Première étape, les VHU, véhicules hors d’usage – c’est le terme consacré – passent par la case des démolisseurs. Rien à voir avec Max et ses ferrailleurs, même s’ils restent des artisans. Leur travail consiste à débarrasser la carcasse de ce qui est récupérable : phare, pare brise, rétroviseur, boîte de vitesse, aile, portière, siège, frein…
Autre mission, retirer toutes les cochonneries qu’elles soient liquides ou solides : carburant, huile, liquide de frein, liquide de refroidissement, lave-vitre, et surtout batterie, pot catalytique, pneu.

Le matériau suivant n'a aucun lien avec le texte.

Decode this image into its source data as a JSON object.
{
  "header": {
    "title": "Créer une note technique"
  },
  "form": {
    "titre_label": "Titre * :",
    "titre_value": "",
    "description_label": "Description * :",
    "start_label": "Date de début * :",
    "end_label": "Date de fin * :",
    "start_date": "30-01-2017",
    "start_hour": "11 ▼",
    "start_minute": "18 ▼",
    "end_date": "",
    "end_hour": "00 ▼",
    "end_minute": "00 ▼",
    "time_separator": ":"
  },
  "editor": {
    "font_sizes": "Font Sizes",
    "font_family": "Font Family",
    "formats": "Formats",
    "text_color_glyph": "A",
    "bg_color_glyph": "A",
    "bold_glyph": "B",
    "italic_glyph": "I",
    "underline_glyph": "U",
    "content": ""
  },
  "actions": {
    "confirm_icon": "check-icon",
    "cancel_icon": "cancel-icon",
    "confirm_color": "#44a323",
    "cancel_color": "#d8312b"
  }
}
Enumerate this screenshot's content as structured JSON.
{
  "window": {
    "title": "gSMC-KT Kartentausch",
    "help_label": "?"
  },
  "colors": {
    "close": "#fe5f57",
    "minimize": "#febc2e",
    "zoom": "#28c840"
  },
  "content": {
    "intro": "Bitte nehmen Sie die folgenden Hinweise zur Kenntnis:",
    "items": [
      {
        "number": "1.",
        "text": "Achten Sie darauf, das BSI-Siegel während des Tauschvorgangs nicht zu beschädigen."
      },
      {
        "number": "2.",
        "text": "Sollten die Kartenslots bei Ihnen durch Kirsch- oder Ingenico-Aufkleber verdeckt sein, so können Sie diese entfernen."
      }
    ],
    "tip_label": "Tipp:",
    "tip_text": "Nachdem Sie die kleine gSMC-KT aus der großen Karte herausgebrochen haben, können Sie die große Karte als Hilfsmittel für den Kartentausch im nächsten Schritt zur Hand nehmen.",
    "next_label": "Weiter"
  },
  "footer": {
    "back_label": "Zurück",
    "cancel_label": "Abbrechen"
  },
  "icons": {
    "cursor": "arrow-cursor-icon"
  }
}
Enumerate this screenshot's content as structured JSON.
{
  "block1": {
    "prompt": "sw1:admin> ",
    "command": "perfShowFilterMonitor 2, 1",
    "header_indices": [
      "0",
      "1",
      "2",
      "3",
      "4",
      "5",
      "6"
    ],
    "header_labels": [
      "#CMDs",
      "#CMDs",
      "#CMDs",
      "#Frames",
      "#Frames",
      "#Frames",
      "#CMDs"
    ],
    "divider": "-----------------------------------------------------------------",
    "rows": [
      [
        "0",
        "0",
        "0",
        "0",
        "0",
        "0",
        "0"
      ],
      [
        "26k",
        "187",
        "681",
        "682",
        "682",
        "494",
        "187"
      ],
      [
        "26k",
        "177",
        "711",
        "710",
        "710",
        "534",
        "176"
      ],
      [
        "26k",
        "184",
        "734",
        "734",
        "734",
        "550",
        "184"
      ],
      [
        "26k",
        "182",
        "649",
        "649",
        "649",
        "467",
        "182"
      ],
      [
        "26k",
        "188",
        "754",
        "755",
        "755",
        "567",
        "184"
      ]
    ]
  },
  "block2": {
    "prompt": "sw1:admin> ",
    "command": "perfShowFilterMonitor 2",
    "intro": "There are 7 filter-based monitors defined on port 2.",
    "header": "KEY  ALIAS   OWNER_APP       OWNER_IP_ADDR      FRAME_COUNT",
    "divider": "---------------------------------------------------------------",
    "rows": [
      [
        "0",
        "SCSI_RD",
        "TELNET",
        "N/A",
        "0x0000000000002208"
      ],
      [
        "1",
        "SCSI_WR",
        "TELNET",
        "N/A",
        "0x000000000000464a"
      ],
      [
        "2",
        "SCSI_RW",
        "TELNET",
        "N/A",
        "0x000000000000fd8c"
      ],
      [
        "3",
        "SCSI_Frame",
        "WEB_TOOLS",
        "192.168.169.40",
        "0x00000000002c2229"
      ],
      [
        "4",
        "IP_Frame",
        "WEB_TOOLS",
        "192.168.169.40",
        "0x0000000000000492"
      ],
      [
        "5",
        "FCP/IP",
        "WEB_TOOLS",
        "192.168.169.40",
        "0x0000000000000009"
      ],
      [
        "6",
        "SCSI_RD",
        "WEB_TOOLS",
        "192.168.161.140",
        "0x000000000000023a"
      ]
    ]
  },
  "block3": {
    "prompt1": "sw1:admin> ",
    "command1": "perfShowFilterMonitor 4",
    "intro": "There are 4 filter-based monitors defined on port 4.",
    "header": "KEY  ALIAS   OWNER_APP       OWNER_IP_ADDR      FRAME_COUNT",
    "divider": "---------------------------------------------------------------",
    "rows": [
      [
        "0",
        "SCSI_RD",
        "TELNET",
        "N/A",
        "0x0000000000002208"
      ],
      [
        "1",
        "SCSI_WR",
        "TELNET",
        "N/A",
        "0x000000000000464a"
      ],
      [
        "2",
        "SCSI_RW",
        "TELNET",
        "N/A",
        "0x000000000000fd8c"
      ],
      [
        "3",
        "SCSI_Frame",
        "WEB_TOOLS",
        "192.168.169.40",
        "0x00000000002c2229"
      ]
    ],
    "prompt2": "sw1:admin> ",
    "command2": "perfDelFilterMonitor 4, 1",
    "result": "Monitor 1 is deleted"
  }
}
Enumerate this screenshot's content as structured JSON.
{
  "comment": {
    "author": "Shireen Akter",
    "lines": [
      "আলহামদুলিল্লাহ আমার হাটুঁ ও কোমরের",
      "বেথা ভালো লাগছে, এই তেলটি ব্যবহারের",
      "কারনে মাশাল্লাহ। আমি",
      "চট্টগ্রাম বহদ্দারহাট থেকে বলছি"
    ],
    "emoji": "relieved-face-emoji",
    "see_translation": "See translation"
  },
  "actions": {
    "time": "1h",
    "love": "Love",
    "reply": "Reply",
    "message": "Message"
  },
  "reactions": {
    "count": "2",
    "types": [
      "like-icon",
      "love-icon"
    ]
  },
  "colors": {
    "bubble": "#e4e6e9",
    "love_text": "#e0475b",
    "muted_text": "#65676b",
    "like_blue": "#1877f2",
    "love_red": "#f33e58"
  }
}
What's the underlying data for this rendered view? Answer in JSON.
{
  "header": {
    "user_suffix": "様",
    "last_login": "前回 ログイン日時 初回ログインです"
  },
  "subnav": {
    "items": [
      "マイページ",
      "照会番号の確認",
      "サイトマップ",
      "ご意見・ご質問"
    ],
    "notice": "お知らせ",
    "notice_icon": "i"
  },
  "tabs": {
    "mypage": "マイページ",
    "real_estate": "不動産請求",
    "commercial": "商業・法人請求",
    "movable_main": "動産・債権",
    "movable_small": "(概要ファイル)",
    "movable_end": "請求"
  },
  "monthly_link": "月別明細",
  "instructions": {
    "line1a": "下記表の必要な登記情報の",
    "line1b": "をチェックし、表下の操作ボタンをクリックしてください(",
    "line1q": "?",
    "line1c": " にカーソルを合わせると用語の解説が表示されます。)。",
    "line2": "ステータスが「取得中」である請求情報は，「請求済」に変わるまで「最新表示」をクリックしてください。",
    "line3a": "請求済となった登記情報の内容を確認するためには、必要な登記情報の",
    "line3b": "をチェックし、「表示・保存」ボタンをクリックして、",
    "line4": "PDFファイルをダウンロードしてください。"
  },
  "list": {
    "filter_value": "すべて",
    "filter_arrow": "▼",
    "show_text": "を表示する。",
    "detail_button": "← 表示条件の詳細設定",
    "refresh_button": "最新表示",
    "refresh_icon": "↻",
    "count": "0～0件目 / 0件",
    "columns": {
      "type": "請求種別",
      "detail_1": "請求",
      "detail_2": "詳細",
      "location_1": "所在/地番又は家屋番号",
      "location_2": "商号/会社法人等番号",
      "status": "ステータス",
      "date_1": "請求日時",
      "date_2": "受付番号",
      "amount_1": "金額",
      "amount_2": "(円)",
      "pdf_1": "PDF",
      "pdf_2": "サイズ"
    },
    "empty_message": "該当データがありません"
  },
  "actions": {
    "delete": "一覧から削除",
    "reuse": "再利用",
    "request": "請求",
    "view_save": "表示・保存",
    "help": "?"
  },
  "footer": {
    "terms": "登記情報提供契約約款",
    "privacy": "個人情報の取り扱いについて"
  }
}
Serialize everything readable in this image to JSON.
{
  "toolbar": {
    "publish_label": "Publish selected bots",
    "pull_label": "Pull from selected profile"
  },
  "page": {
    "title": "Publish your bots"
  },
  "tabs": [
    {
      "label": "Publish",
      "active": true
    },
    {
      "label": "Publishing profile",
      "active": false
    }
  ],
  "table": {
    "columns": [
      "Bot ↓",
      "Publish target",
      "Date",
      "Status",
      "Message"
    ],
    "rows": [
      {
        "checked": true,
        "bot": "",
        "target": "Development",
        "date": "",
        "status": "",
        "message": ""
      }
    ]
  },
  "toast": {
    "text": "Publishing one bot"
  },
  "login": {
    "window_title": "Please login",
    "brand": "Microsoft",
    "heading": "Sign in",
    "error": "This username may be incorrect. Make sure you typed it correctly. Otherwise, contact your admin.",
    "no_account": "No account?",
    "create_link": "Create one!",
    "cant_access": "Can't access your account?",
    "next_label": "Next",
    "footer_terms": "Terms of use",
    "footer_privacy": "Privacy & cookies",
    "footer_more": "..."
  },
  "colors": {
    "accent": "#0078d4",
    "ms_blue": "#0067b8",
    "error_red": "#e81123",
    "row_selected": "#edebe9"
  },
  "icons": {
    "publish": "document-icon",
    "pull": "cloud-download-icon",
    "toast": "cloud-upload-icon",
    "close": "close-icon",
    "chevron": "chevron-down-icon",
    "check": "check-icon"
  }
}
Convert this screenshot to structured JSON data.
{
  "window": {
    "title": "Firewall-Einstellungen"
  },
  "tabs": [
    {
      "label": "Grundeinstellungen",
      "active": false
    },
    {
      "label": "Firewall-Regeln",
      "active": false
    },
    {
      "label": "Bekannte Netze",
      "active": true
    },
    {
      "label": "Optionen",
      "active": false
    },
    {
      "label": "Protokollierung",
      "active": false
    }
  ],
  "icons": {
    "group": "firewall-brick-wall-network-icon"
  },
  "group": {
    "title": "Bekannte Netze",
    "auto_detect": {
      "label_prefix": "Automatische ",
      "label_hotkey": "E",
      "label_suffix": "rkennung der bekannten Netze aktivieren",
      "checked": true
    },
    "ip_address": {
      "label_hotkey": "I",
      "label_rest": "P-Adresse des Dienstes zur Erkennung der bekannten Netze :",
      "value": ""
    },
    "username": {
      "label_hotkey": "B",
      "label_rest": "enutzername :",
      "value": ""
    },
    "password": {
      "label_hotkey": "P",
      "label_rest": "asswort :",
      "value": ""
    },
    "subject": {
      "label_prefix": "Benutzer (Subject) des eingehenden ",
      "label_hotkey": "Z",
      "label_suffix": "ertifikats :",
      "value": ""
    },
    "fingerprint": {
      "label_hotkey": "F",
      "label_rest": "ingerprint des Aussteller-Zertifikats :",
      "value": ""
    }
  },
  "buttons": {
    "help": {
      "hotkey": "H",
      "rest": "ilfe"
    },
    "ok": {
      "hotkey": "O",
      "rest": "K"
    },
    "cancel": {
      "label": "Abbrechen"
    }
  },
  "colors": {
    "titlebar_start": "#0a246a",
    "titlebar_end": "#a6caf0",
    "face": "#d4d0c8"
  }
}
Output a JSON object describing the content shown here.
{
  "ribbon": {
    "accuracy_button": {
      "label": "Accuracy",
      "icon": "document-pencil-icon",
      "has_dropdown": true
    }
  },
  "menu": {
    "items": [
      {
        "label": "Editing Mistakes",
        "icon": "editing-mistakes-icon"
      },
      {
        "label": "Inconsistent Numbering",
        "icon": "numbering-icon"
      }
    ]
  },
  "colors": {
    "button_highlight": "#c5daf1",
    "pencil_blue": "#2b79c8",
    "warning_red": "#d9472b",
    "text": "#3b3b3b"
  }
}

Ce qu’il reste du VHU passe ensuite à la case suivante.
C’est là qu’interviennent les broyeurs qui découpent en morceau les carcasses, pour en retirer d’un côté les métaux revendables et de l’autre les plastiques non recyclables. Tout ce qui ne l’est pas finit sous forme de bloc infâme. Direction finale, la décharge.
Or voilà que depuis le 15 janvier, sans doute inspiré par son pilote Sébastien Loeb, Citroën a décidé de couper au plus court sur ce parcours. En catimini, après un test limité l’an passé, le constructeur a passé ses instructions à la filière du recyclage. Plus question de désosser menu les voitures du groupe PSA qui leur sont envoyées par les concessionnaires Citroën. À la louche, certains estiment que cette décision devrait toucher 20 000 véhicules par an. On s’en tient à une dépollution minimale.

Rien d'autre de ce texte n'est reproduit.